E-Mail harvesting on PGP key servers can be done with such commands:
http://www.google.com/search?q=site%3Akeyserver.fabbione.net+pks+uid
I already receive spam because i decided to upload my public key years ago. I
know its the source, because the same spam message arrived on all accounts
belonging to one key withing seconds.
Those results could be prevented if server administrators would place such a
robots.txt file in their webroot:
User-agent: *
Disallow: /pks/
WOW, i found a PGP Server that already has the file:
http://keyserver.hadiko.de/robots.txt
It would be great if every PGP Server would do this, but how many of them are
out there? Is it possible to contact every administrator?

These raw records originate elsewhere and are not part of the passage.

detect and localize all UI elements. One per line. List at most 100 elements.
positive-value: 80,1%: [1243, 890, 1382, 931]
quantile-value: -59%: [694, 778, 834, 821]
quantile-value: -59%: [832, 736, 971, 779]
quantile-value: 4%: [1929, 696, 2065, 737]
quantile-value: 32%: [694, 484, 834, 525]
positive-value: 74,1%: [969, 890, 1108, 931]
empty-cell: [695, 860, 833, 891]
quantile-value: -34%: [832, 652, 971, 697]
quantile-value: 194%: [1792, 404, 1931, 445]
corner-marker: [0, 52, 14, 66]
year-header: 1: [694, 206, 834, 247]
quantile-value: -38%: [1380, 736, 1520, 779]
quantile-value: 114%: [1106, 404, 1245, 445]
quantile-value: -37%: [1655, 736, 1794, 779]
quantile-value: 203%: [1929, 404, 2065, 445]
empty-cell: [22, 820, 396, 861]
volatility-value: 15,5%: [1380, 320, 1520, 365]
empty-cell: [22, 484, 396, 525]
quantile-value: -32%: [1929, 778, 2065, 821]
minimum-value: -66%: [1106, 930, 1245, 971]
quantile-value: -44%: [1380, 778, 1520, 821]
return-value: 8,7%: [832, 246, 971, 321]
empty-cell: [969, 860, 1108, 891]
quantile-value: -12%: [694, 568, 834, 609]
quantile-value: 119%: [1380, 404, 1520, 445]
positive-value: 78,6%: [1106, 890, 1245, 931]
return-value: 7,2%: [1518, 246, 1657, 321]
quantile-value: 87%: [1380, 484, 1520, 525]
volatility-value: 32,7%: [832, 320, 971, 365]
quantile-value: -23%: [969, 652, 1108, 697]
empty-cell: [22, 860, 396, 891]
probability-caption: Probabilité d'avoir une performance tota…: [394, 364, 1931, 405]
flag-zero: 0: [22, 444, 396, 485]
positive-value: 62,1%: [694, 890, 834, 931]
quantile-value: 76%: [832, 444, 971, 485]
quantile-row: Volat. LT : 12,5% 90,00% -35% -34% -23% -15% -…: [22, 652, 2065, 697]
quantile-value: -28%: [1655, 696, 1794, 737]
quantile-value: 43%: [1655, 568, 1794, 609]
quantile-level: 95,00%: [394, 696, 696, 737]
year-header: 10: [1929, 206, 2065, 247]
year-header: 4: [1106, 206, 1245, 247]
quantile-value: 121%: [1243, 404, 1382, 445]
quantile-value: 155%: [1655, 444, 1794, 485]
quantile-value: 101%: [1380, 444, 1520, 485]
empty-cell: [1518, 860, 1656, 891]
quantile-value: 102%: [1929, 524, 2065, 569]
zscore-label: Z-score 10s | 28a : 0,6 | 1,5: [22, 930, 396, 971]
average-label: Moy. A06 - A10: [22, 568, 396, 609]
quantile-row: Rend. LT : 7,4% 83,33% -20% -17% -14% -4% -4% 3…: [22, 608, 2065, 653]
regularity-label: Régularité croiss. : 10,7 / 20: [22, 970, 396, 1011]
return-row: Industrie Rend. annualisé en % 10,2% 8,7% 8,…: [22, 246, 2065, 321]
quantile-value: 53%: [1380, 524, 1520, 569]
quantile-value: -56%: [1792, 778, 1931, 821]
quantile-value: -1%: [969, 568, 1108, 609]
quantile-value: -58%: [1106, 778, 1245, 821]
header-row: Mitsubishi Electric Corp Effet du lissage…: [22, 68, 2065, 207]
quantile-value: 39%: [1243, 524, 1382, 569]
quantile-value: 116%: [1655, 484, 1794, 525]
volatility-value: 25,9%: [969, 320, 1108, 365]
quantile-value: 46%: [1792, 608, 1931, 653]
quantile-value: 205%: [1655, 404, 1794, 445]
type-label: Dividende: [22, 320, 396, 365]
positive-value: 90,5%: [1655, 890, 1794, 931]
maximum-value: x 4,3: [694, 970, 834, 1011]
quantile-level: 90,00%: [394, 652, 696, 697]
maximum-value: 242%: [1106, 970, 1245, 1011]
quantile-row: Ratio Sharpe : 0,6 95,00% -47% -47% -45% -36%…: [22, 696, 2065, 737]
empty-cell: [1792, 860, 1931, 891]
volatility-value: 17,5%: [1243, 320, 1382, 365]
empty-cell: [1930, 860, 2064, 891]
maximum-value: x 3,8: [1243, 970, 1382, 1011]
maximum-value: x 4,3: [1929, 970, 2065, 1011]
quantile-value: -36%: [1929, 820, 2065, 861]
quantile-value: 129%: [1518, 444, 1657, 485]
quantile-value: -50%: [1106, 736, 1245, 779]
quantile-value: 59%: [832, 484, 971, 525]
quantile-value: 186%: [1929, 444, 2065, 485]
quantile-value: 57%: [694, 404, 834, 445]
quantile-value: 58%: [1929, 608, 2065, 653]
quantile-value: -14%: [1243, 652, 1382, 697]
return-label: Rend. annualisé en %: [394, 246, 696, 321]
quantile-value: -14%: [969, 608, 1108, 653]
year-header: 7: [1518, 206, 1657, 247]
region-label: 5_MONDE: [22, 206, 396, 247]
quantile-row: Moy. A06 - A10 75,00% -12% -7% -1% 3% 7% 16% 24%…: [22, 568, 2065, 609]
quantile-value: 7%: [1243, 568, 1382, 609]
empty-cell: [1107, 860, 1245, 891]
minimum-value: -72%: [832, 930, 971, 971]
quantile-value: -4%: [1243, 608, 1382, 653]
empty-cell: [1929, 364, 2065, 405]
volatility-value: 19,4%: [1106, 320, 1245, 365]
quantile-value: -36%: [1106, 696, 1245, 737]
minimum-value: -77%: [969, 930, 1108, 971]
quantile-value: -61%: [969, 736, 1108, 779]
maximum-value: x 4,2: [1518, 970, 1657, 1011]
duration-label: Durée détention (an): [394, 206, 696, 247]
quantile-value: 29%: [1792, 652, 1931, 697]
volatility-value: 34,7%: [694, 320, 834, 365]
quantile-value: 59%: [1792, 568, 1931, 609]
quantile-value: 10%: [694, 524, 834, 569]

The homepage of a common PGP Server software is: http://minskyprimus.net/sks/. They have
a pool status page at: http://sks-keyservers.net/status/ . About 30-60 Servers here.
Asking google, there might be 99 servers out there:
http://www.google.com/search?q="%2Fpks%2Flookup%3Fop%3Dstats" .
Hmm, there are hundreds. But not thousands.
Perhaps it is still worth a try, since keys can never ever be deleted. Once
your key leaked out to a public key server its spreaded all over the world.
Thanks google, its ready to get spammed then.
Could sks suggest setting up such a robots.txt file? What do you think?